I probably should have followed as the swell was easy to launch from but became nasty later when I decided to bring in my catch to keep it cold.  Oh yea... about one and one-half hours into the start, I hooked up into the 18.5 pound mahi that was worth 25 points plus 2 additional points for its weight scoring me 27 points for the first day.

Usually I am able to make a video of my catches but low and behold, I accidentally deleted the file from my camera... so the end result for YakHawaii, no video today.

It was a standard battle landing the mahi.  It's always spectacular to fight a mahi as they jump out of the water trying to spit out the hook.  Ever since I started using Reggie Pare's way of rigging my hooks to get pelagic, my catches have been increasing over time.

But back to my story on landing the mahi I caught. It took 13 minutes to bring it in.  One of the things I do now is not waste any time in gaffing or should I say... using my kage (spear). There has been one too many times that the fish wants to run and breaks free of my line... so I choose now to hurry this part of the process and get them on board.

I tried staying out on the water as long as I could to catch more after catching the mahi, but after an hour in my fish bag with the tail hanging out, I decided to head back in to store and ice the fish down and relaunch to go after number two. But as I was coming in, the surf was big and this was not going to be a fun ride in.  I prepared for my landing as best as I could but got caught on a wave that brought me in fast.  I had no time to remove my mirage drive pedal system out of my Hobie Revo and pushed down on the pedals as I was about to hit the shoreline. I grabbed my paddles in both hands applying drag to the water to use as a steering mechanism, lifted my rudder and guided the bow in to the open beach area.  I was lucky enough to make it in smoothly without tipping over.  I hurriedly jumped off my Revo and yanked her up and she was heavier then hell.  With spectators watching me, they assisted and complimented me in making it in safely with the waves being so huge. During my time coming in, I was saying to myself that I should have followed the other kayak anglers as they made the better decision to launch from another location up the road.
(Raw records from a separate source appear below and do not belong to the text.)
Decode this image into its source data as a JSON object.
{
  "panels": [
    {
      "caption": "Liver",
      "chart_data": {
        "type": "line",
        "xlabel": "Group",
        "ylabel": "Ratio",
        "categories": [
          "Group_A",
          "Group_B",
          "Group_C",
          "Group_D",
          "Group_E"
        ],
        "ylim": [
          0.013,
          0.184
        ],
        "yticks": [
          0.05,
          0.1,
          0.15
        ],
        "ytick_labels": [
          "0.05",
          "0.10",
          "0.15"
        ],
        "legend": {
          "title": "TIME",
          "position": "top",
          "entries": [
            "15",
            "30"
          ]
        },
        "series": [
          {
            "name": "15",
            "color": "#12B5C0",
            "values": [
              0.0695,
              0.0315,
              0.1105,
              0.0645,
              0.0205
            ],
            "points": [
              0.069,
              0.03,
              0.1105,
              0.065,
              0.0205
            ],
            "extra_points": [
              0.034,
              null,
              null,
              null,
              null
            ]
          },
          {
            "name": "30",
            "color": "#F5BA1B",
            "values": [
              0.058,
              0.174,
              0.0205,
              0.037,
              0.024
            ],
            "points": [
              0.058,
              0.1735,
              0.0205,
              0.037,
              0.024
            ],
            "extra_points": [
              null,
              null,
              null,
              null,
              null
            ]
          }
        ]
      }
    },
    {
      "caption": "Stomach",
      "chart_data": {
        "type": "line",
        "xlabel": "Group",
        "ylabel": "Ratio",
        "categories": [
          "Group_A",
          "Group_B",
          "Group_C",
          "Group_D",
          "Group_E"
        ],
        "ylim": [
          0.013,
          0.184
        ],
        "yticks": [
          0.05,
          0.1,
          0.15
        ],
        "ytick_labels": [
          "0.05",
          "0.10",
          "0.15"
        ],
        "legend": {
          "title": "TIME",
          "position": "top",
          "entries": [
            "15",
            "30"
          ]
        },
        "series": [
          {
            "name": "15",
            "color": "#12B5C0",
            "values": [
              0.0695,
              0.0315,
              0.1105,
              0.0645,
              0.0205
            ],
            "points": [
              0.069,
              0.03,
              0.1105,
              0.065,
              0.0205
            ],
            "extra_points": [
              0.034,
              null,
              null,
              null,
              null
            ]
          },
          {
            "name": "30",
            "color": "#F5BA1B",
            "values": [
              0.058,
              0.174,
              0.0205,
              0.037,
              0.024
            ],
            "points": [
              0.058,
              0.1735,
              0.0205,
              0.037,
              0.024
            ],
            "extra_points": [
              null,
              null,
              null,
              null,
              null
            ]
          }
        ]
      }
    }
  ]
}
Now the fun part was pulling out my mahi out of my fish bag and having the tourist and local beach gatherers yak about my fish.  They were amazed that us kayak fisherman can catch fish of this size on our plastic floating kayaks. Their cameras were out and I was trying to catch my breath from the adrenaline rush of getting in safely and the 10 miles I pedaled. To tired to relaunch and deal with the surf, I decided to call it a day and settle for the one mahi. I did have the opportunity to watch from the shoreline the several kayak anglers I saw earlier drift fish the bottom on the south current and gaze as the whales breached in and out of the water.